Only one person really said the blockchain was bogus and that was smooth and this was just some words. Smooth is a Monero dev mind you and for a while would come here spreading much FUD
1. I never said that it
was bogus, I said that the dates it in
could have been faked and the chain
could have been mined in a much shorter period of time given that less than 10 computers would be required to mine it in two years. Simple math shows that if 10 computers could mine it in two years than 120 computers could mine it in two months, or 1000 computers (say on EC2 or in a lab) could mine it in a few days. I also said that there is no verifiable evidence of anything related to this coin existing prior to late 2013 or early 2014. There was certainly no
public launch two years ago. If you don't want to call that a premine, call it something else, like a private mine.
2. I think you will find that my skepticism of the story behind this coin and the blatant campaign of sock puppet accounts (some stupidluy created within minutes of each other) promoting it predates the existence of Monero. It was my comments that in fact helped encourage others in the community to start Monero as a clean public launch (I joined later).
3. Comparisons with bitcoin because you personally may not have known about it are totally off base. Bitcoin was
publicly launched and I have provided links that verifiably prove that bitcoin existed and was public when it claims to be. No such proof has been offered for BCN (almost certainly because it doesn't exist).
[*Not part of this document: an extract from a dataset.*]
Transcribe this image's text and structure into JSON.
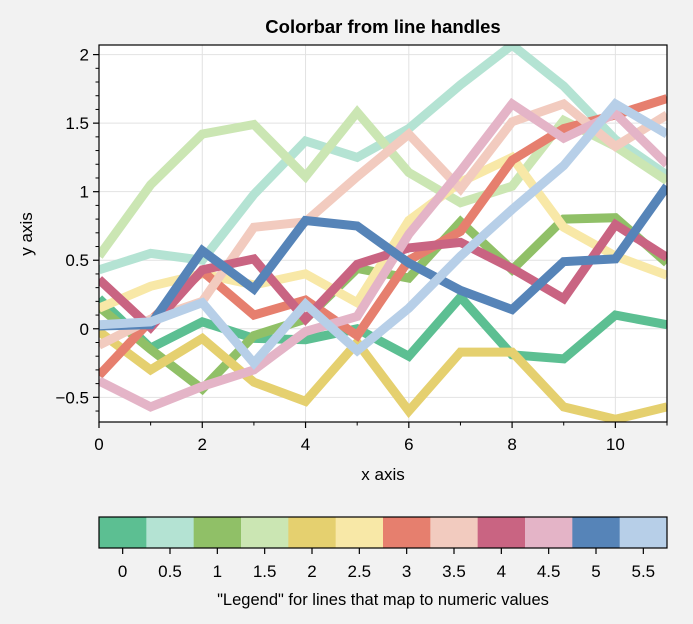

4. There is at least one other person who has said the chain may be bogus (in fact I think he said it more strongly than I did). It was someone on the coinmarketcap thread. I have no connection with that person or account and I don't know who it is. Whoever it is came to his own conclusions that matched (or even go beyond) mine.
I was interested enough in this mystery to look at the blockchain myself. Unlike bitcoin, this blockchain does not provide much information about payments other than an unlinkable transaction id - by design, so all I could really look at was the timestamp. Here is what I found:
1st block 2012-07-04 05:00:00
2nd block 2012-07-04 05:00:01
3rd block 2012-07-04 05:00:02
4th block 2012-07-04 06:00:05
5th block 2012-07-04 05:00:06
6th block 2012-07-04 05:00:08
7th block 2012-07-04 05:00:09
8th block 2012-07-04 05:00:10
100th Block 2012-07-04 05:02:46
101th Block 2012-07-04 05:02:47
1000th Block 2012-07-05 07:28:26
1001th Block 2012-07-05 07:28:27
10000th Block 2012-07-18 01:42:01
10001st Block 2012-07-18 01:44:00
10002nd Block 2012-07-18 01:48:13
100000th Block 2012-11-22 20:29:40
100001st Block 2012-11-22 20:30:35
200000th Block 2013-04-16 12:54:29
300000th Block 2013-09-06 12:34:16
400000th Block 2014-01-25 02:54:02
500000th Block 2014-06-12 01:26:32
The blockchain could be fake, and it has some strangeness: switch from 1 sec blocks to 2 minute blocks somewhere between block 1001 and 10000. Timestamp for block 4 anomaly.
I also checked the way back machine and verified the bytecoin.org page was online by 24th Feb 2014. URL existed earlier but for an apparently unrelated project. The page looks so cheesy it could almost be real. Whatever the status of the blockchain, it is clear this coin was mined (or fake mined) for nearly 2 years worth of coins in secret by one or a group of individuals who have never been revealed. Call it a premine or not it has the same outcome.
The symbiosis between cryptonote and bytecoin also draws my attention. Cryptonote calls bytecoin their reference implementation. Bytecoin code has crytponote copyright and licence at core, but there is no other public repository for the cryptonote code that I could find. My intuition tells me they are not the same person or persons since they seem to have different objectives by the artifacts they have published.